Ms Cawdery was a civil servant in the colonial government of Uganda and latterly a company director and housewife.

Concluding her lengthy findings, the coroner said: “I find on the balance of probabilities that the deaths of Michael and Marjorie Cawdery on May 26th, 2017, in their own home were entirely preventable.”

She added: “On all the evidence before me there was a succession of omissions and missed opportunities emanating from poor communication, a lack of informed and effective decision-making on the part of police officers in the Police Service of Northern Ireland and staff in the Belfast trust and Southern trust in their contact, care and treatment of Mr McEntee.

“These omissions and missed opportunities, while analysed individually may not be considered grave, the combination had devastating consequences. I find that had these opportunities not been missed the course of events would have been different and would have changed the outcome.”

Ms Dougan said the inquest was the most “complex and difficult”, both emotionally and evidentially, she had presided over.
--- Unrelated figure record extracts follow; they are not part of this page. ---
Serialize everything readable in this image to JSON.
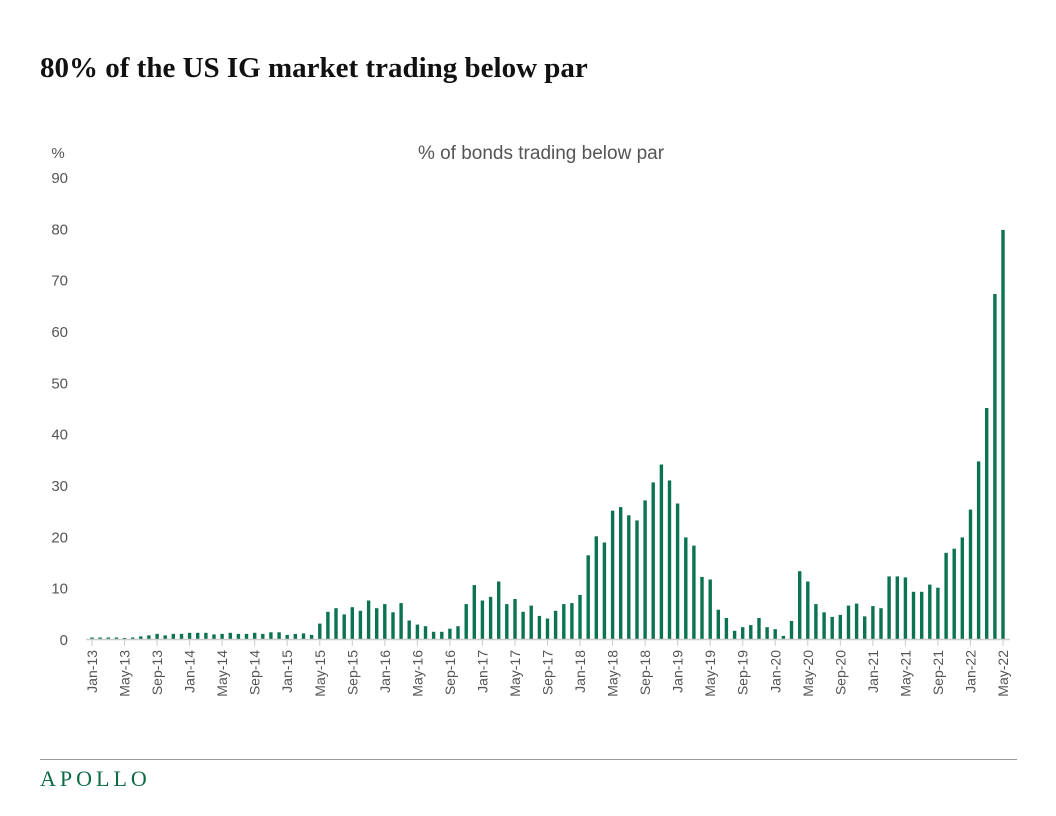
{
  "title": "80% of the US IG market trading below par",
  "logo": "APOLLO",
  "chart_data": {
    "type": "bar",
    "title": "% of bonds trading below par",
    "ylabel": "%",
    "xlabel": "",
    "ylim": [
      0,
      90
    ],
    "yticks": [
      0,
      10,
      20,
      30,
      40,
      50,
      60,
      70,
      80,
      90
    ],
    "grid": false,
    "color": "#0b7350",
    "xtick_labels": [
      "Jan-13",
      "May-13",
      "Sep-13",
      "Jan-14",
      "May-14",
      "Sep-14",
      "Jan-15",
      "May-15",
      "Sep-15",
      "Jan-16",
      "May-16",
      "Sep-16",
      "Jan-17",
      "May-17",
      "Sep-17",
      "Jan-18",
      "May-18",
      "Sep-18",
      "Jan-19",
      "May-19",
      "Sep-19",
      "Jan-20",
      "May-20",
      "Sep-20",
      "Jan-21",
      "May-21",
      "Sep-21",
      "Jan-22",
      "May-22"
    ],
    "start": "Jan-13",
    "frequency": "monthly",
    "values": [
      0.3,
      0.3,
      0.3,
      0.3,
      0.2,
      0.3,
      0.5,
      0.7,
      1.0,
      0.7,
      1.0,
      1.0,
      1.2,
      1.2,
      1.2,
      0.9,
      1.0,
      1.2,
      1.0,
      1.0,
      1.2,
      1.0,
      1.3,
      1.3,
      0.8,
      1.0,
      1.1,
      0.8,
      3.0,
      5.3,
      6.0,
      4.8,
      6.2,
      5.5,
      7.5,
      6.0,
      6.8,
      5.2,
      7.0,
      3.6,
      2.8,
      2.5,
      1.4,
      1.4,
      2.0,
      2.5,
      6.8,
      10.5,
      7.5,
      8.2,
      11.2,
      6.8,
      7.8,
      5.3,
      6.5,
      4.5,
      4.0,
      5.5,
      6.8,
      7.0,
      8.6,
      16.3,
      20.0,
      18.8,
      25.0,
      25.7,
      24.1,
      23.1,
      27.0,
      30.5,
      34.0,
      30.9,
      26.4,
      19.8,
      18.2,
      12.1,
      11.6,
      5.7,
      4.1,
      1.6,
      2.3,
      2.7,
      4.1,
      2.3,
      1.9,
      0.6,
      3.5,
      13.2,
      11.2,
      6.8,
      5.2,
      4.3,
      4.7,
      6.5,
      6.9,
      4.4,
      6.4,
      6.0,
      12.2,
      12.2,
      12.0,
      9.2,
      9.2,
      10.6,
      10.0,
      16.8,
      17.6,
      19.8,
      25.2,
      34.6,
      45.0,
      67.2,
      79.7
    ]
  }
}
She praised the dignity and resilience of the couple’s family throughout the process.

The coroner expressed concerns that lessons had not been sufficiently learned, and said she would be sending her findings and recommendations to the PSNI and Stormont’s department of health for consideration.

Tragic loss

“I commend the large body of work that has been taken forward by the PSNI and the health and social care trusts to date,” she said. “The litmus test for lessons learned is what would PSNI officers and trust staff do now when faced with the same situation? Sitting here today, on the written and oral evidence before me, I cannot be satisfied, as acknowledged by some witnesses to the inquest, that some of the failings which have been identified would not occur again.

“More needs to be done. My hope is that the tragic loss of Michael and Marjorie Cawdery continues to serve as a catalyst for collective and sustained change in the recognition and treatment of people in mental health crisis, thus ensuring that no family continues to endure the pain that the Cawdery family carries.”

The son-in-law of Mr and Ms Cawdery has said hearing the evidence about their deaths was “brutal and shocking”.

Speaking outside court, Charles Little, who discovered their bodies inside their home, said: “Although we have heard the evidence, going through it again it is still brutal and shocking. What is really, really shocking is the utter chaos that appears to have existed in both the health service and the police, and their inability to appreciate how ill this man was. It was just really breathtaking how bad it was.”

Mr Little said the deaths should never have happened.

“I still believe there is no justice when only the ill man is held accountable. As you heard, there was a raft of areas and things which went wrong. I am asking the victims of crime commissioner to push for a review of corporate manslaughter, gross negligence manslaughter, misconduct in a public office, all the relevant legislation to take forward and see if there can be reviews of that legislation which can accommodate situations like this and hold people and hold organisations to account. The coroner found it to be entirely preventable; it should not have happened, it should never have happened.”